Jorge Vergara, the billionaire owner of the Mexican soccer club Chivas, died Friday after suffering a heart attack in New York City. He was 64.
“With deep sadness and pain in my heart, I communicate to you that my father, Jorge Carlos Vergara Madrigal, passed from this life due to cardiac failure,” Vergara’s son, Amaury, said in a statement to the Los Angeles Times.
“We honor my father the way he always taught us with his example: working day in and day out, taking care of others and reaching our dreams.”
Vergara acquired the Guadalajara soccer franchise in 2002 and built it into one of the country’s most popular teams, securing a championship win in Mexico’s Apertura league in 2006.
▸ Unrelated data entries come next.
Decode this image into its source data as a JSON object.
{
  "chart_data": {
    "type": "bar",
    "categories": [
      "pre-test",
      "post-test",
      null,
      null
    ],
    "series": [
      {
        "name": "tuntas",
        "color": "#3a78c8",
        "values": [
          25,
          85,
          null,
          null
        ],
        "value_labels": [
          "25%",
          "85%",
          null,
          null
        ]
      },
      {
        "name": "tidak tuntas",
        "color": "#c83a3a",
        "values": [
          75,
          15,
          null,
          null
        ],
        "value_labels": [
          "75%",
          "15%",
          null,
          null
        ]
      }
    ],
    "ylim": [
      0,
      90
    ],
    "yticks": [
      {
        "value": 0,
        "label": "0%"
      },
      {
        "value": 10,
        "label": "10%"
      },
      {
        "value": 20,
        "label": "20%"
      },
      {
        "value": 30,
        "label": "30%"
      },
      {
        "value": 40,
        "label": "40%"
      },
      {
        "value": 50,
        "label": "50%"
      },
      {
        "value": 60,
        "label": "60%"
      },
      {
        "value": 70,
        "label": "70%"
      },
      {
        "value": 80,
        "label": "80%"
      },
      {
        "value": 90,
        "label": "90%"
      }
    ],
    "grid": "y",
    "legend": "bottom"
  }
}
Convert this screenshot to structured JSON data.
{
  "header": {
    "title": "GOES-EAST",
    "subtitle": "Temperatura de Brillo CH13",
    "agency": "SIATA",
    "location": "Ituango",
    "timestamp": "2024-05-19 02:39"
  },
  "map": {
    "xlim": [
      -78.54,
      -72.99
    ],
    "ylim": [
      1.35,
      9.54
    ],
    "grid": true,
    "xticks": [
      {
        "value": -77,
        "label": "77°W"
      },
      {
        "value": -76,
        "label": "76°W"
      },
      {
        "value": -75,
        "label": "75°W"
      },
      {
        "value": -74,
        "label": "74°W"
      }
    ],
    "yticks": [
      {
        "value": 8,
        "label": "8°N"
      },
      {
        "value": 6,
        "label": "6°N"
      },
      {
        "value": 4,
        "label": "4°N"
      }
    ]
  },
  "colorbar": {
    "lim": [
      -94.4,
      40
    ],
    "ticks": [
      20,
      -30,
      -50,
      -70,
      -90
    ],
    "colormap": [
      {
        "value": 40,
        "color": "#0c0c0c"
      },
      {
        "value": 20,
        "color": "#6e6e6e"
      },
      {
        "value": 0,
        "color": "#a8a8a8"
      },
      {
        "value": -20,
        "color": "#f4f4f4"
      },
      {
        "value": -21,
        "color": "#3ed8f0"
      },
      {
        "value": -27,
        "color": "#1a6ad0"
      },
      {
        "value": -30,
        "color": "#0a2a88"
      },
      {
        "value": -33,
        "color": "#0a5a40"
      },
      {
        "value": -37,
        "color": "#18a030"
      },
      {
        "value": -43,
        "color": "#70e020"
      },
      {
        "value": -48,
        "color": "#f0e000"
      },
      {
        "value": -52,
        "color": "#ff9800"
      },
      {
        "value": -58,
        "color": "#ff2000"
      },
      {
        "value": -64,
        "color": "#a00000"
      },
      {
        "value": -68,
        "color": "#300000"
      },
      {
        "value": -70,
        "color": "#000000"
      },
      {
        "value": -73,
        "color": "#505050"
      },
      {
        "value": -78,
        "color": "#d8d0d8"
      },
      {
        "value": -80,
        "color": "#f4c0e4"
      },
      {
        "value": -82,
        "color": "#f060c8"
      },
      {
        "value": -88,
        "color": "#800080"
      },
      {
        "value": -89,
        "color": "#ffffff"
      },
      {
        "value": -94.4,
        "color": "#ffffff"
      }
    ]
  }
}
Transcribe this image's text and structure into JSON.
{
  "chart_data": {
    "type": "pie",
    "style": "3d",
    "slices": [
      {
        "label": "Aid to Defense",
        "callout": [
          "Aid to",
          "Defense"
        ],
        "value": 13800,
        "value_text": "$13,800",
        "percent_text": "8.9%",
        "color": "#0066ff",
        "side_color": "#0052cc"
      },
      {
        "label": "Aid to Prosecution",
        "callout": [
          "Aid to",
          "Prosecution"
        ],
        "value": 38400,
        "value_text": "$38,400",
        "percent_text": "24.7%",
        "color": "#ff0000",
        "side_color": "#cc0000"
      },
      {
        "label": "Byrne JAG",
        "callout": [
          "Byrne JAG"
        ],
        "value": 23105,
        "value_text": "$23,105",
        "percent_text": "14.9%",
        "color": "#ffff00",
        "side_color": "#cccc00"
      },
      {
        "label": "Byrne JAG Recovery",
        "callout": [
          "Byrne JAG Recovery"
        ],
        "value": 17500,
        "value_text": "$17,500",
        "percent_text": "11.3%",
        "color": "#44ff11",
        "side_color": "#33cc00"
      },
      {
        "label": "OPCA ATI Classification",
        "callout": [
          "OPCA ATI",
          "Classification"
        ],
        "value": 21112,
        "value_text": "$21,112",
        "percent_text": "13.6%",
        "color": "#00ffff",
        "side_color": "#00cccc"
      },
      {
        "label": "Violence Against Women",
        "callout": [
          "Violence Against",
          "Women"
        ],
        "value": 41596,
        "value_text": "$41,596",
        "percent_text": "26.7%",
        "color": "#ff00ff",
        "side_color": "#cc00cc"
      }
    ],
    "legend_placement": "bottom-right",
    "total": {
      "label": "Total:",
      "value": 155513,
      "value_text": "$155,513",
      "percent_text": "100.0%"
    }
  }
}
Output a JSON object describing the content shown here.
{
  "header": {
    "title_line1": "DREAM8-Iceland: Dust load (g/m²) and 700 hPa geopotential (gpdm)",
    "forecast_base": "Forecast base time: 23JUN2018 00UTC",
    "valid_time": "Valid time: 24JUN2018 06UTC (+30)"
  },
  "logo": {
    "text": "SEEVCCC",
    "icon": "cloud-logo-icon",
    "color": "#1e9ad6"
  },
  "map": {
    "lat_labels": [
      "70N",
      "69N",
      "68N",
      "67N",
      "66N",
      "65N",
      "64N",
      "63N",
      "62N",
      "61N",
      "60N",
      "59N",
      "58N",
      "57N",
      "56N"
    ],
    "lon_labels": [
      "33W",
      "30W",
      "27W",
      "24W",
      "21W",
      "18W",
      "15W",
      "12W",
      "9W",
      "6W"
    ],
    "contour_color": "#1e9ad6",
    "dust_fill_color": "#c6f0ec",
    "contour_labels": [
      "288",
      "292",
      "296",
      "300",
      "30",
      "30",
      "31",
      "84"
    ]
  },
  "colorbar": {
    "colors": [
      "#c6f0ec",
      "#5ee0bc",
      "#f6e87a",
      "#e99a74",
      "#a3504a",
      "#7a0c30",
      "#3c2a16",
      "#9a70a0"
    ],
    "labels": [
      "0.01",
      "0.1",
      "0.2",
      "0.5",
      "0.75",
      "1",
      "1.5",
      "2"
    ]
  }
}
The animated owner was also a controversial figure in the soccer arena. He switched the team’s coaches 28 times in 17 years and earned comparisons to Dallas Cowboys owner Jerry Jones. He was a fierce nationalist, and once insisted all team business be conducted in Spanish.
Vergara also launched Chivas USA in 2005, but that team’s success waned in recent years. Chivas USA averaged less than eight wins in each of the last five seasons, before Major League Soccer bought out the franchise and resold the rights to a California company.
Vergara also owned the Costa Rican team Saprissa from 2003-2011, and a wildly profitable supplement company, Omnilife, which claims sales of $4.2 billion annually. His net worth was reportedly about $1.5 billion at the time of his death.
Vergara is survived by six children and his second wife of two years, Rossana Lerdo de Tejada.